Python Clustering 'purity' metric

Question

I'm using a Gaussian Mixture Model (GMM) from sklearn.mixture to perform clustering of my data set.

I could use the function score() to compute the log probability under the model.

However, I am looking for a metric called 'purity' which is defined in this article.

How can I implement it in Python? My current implementation looks like this:

from sklearn.mixture import GMM

# X is a 1000 x 2 array (1000 samples of 2 coordinates).
# It is actually a 2 dimensional PCA projection of data
# extracted from the MNIST dataset, but this random array
# is equivalent as far as the code is concerned.
X = np.random.rand(1000, 2)

clusterer = GMM(3, 'diag')
clusterer.fit(X)
cluster_labels = clusterer.predict(X)

# Now I can count the labels for each cluster..
count0 = list(cluster_labels).count(0)
count1 = list(cluster_labels).count(1)
count2 = list(cluster_labels).count(2)

But I can not loop through each cluster in order to compute the confusion matrix (according this question)

Answer 1

The currently top voted answer correctly implements the purity metric, but may not be the most appropriate metric in all cases, because it does not ensure that each predicted cluster label is assigned only once to a true label.

For example, consider a dataset that is very imbalanced, with 99 examples of one label and 1 example of another label.

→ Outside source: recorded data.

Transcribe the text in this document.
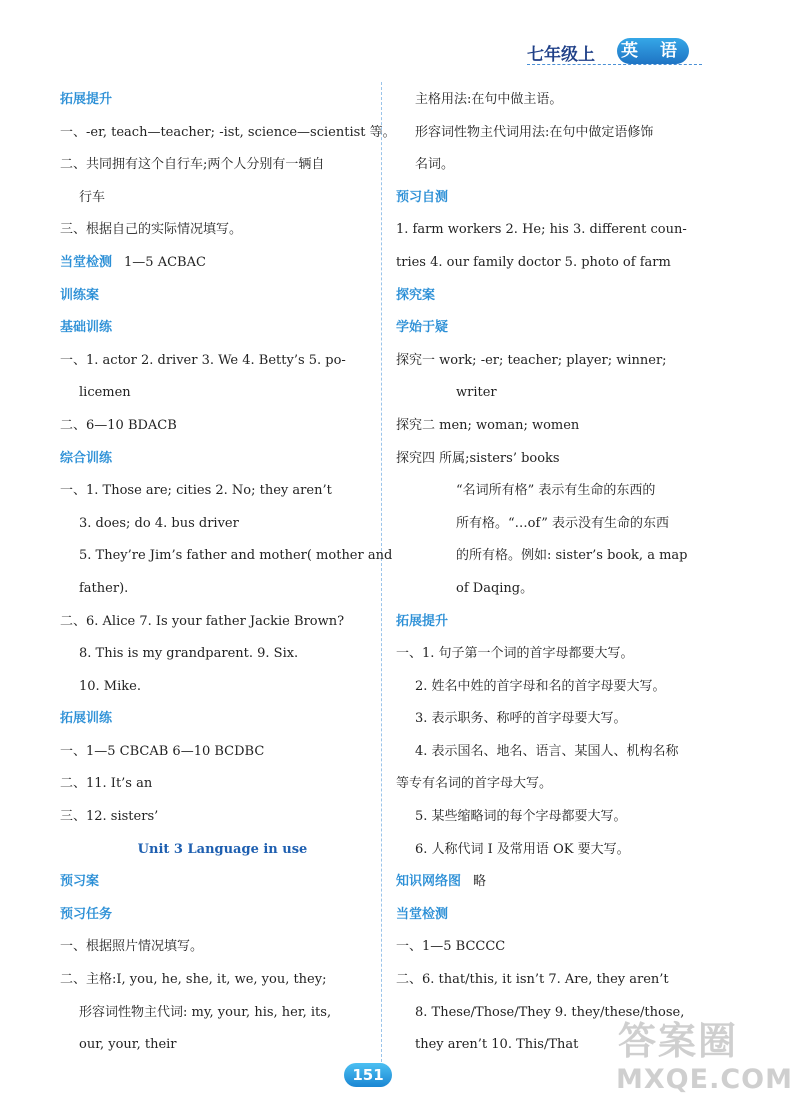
七年级上 英 语
拓展提升
一、-er, teach—teacher; -ist, science—scientist 等。
二、共同拥有这个自行车;两个人分别有一辆自
行车
三、根据自己的实际情况填写。
当堂检测 1—5 ACBAC
训练案
基础训练
一、1. actor 2. driver 3. We 4. Betty’s 5. po-
licemen
二、6—10 BDACB
综合训练
一、1. Those are; cities 2. No; they aren’t
3. does; do 4. bus driver
5. They’re Jim’s father and mother( mother and
father).
二、6. Alice 7. Is your father Jackie Brown?
8. This is my grandparent. 9. Six.
10. Mike.
拓展训练
一、1—5 CBCAB 6—10 BCDBC
二、11. It’s an
三、12. sisters’
Unit 3 Language in use
预习案
预习任务
一、根据照片情况填写。
二、主格:I, you, he, she, it, we, you, they;
形容词性物主代词: my, your, his, her, its,
our, your, their
主格用法:在句中做主语。
形容词性物主代词用法:在句中做定语修饰
名词。
预习自测
1. farm workers 2. He; his 3. different coun-
tries 4. our family doctor 5. photo of farm
探究案
学始于疑
探究一 work; -er; teacher; player; winner;
writer
探究二 men; woman; women
探究四 所属;sisters’ books
“名词所有格” 表示有生命的东西的
所有格。“…of” 表示没有生命的东西
的所有格。例如: sister’s book, a map
of Daqing。
拓展提升
一、1. 句子第一个词的首字母都要大写。
2. 姓名中姓的首字母和名的首字母要大写。
3. 表示职务、称呼的首字母要大写。
4. 表示国名、地名、语言、某国人、机构名称
等专有名词的首字母大写。
5. 某些缩略词的每个字母都要大写。
6. 人称代词 I 及常用语 OK 要大写。
知识网络图 略
当堂检测
一、1—5 BCCCC
二、6. that/this, it isn’t 7. Are, they aren’t
8. These/Those/They 9. they/these/those,
they aren’t 10. This/That
151
答案圈
MXQE.COM
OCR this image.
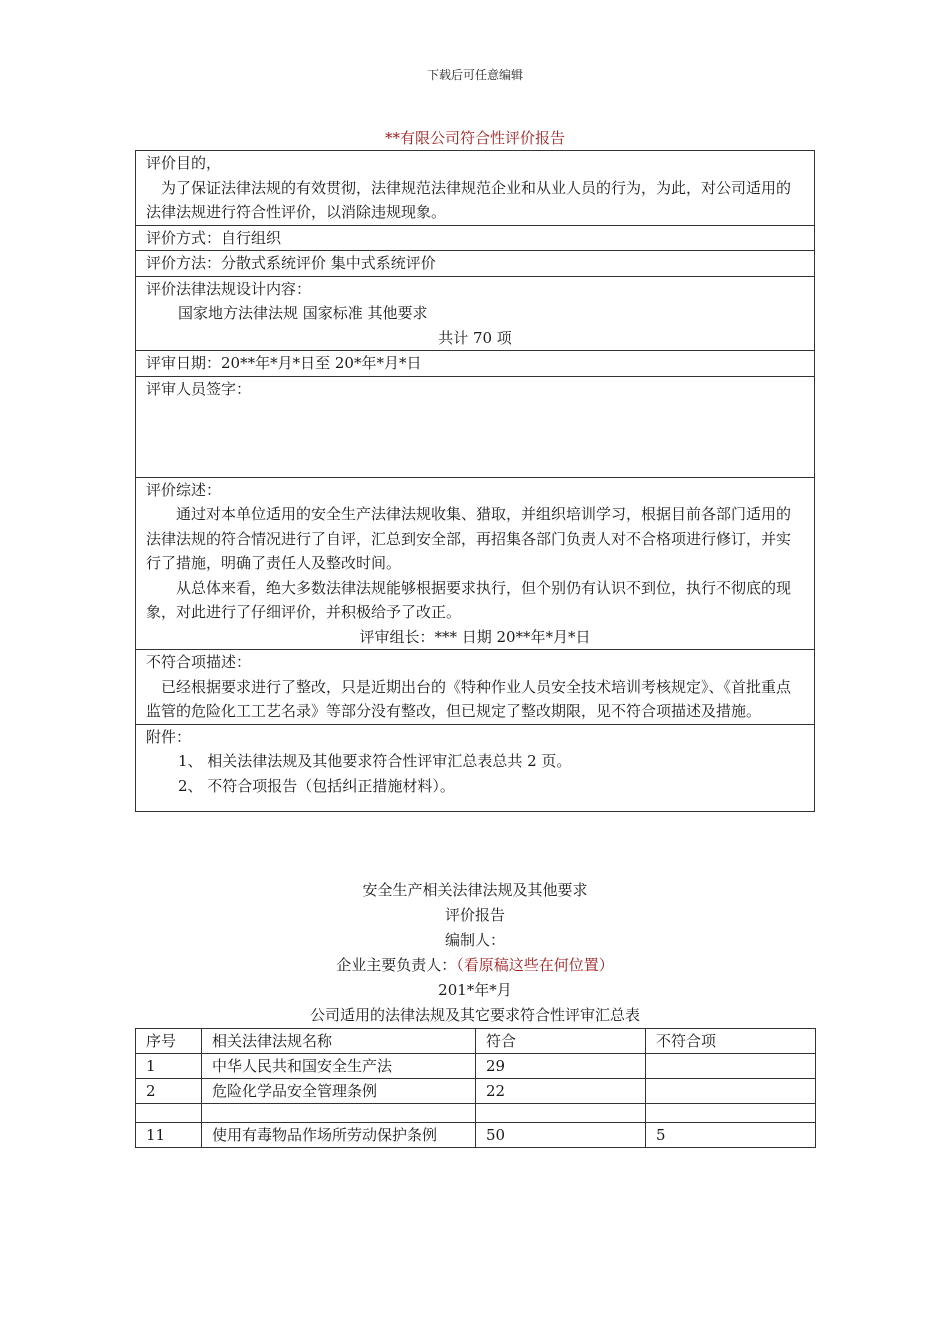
下载后可任意编辑
**有限公司符合性评价报告
评价目的，
为了保证法律法规的有效贯彻，法律规范法律规范企业和从业人员的行为，为此，对公司适用的法律法规进行符合性评价，以消除违规现象。

评价方式：自行组织
评价方法：分散式系统评价 集中式系统评价

评价法律法规设计内容：
国家地方法律法规 国家标准 其他要求
共计 70 项

评审日期：20**年*月*日至 20*年*月*日
评审人员签字：

评价综述：
通过对本单位适用的安全生产法律法规收集、猎取，并组织培训学习，根据目前各部门适用的法律法规的符合情况进行了自评，汇总到安全部，再招集各部门负责人对不合格项进行修订，并实行了措施，明确了责任人及整改时间。
从总体来看，绝大多数法律法规能够根据要求执行，但个别仍有认识不到位，执行不彻底的现象，对此进行了仔细评价，并积极给予了改正。
评审组长：*** 日期 20**年*月*日

不符合项描述：
已经根据要求进行了整改，只是近期出台的《特种作业人员安全技术培训考核规定》、《首批重点监管的危险化工工艺名录》等部分没有整改，但已规定了整改期限，见不符合项描述及措施。

附件：
1、 相关法律法规及其他要求符合性评审汇总表总共 2 页。
2、 不符合项报告（包括纠正措施材料）。
安全生产相关法律法规及其他要求
评价报告
编制人：
企业主要负责人：（看原稿这些在何位置）
201*年*月
公司适用的法律法规及其它要求符合性评审汇总表
序号	相关法律法规名称	符合	不符合项
1	中华人民共和国安全生产法	29	
2	危险化学品安全管理条例	22	

11	使用有毒物品作场所劳动保护条例	50	5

Then any clustering (e.g: having two equal clusters of size 50) will achieve purity of at least 0.99, rendering it a useless metric.

Instead, in cases where the number of clusters is the same as the number of labels, cluster accuracy may be more appropriate. This has the advantage of mirroring classification accuracy in an unsupervised setting. To compute cluster accuracy, we need to use the Hungarian algorithm to find the optimal matching between cluster labels and true labels. The SciPy function linear_sum_assignment does this:

import numpy as np
from sklearn import metrics
from scipy.optimize import linear_sum_assignment

def cluster_accuracy(y_true, y_pred):
    # compute contingency matrix (also called confusion matrix)
    contingency_matrix = metrics.cluster.contingency_matrix(y_true, y_pred)

    # Find optimal one-to-one mapping between cluster labels and true labels
    row_ind, col_ind = linear_sum_assignment(-contingency_matrix)

    # Return cluster accuracy
    return contingency_matrix[row_ind, col_ind].sum() / np.sum(contingency_matrix)

Answer 2

David's answer works but here is another way to do it.

import numpy as np
from sklearn import metrics

def purity_score(y_true, y_pred):
    # compute contingency matrix (also called confusion matrix)
    contingency_matrix = metrics.cluster.contingency_matrix(y_true, y_pred)
    # return purity
    return np.sum(np.amax(contingency_matrix, axis=0)) / np.sum(contingency_matrix) 

Also if you need to compute Inverse Purity, all you need to do is replace "axis=0" by "axis=1".

Answer 3

A very late contribution.

You can try to implement it like this, pretty much like in this gist

def purity_score(y_true, y_pred):
    """Purity score
        Args:
            y_true(np.ndarray): n*1 matrix Ground truth labels
            y_pred(np.ndarray): n*1 matrix Predicted clusters

        Returns:
            float: Purity score
    """
    # matrix which will hold the majority-voted labels
    y_voted_labels = np.zeros(y_true.shape)
    # Ordering labels
    ## Labels might be missing e.g with set like 0,2 where 1 is missing
    ## First find the unique labels, then map the labels to an ordered set
    ## 0,2 should become 0,1
    labels = np.unique(y_true)
    ordered_labels = np.arange(labels.shape[0])
    for k in range(labels.shape[0]):
        y_true[y_true==labels[k]] = ordered_labels[k]
    # Update unique labels
    labels = np.unique(y_true)
    # We set the number of bins to be n_classes+2 so that 
    # we count the actual occurence of classes between two consecutive bins
    # the bigger being excluded [bin_i, bin_i+1[
    bins = np.concatenate((labels, [np.max(labels)+1]), axis=0)

    for cluster in np.unique(y_pred):
        hist, _ = np.histogram(y_true[y_pred==cluster], bins=bins)
        # Find the most present label in the cluster
        winner = np.argmax(hist)
        y_voted_labels[y_pred==cluster] = winner

    return accuracy_score(y_true, y_voted_labels)

Answer 4

sklearn doesn't implement a cluster purity metric. You have 2 options:

1. Implement the measurement using sklearn data structures yourself. This and this have some python source for measuring purity, but either your data or the function bodies need to be adapted for compatibility with each other.

2. Use the (much less mature) PML library, which does implement cluster purity.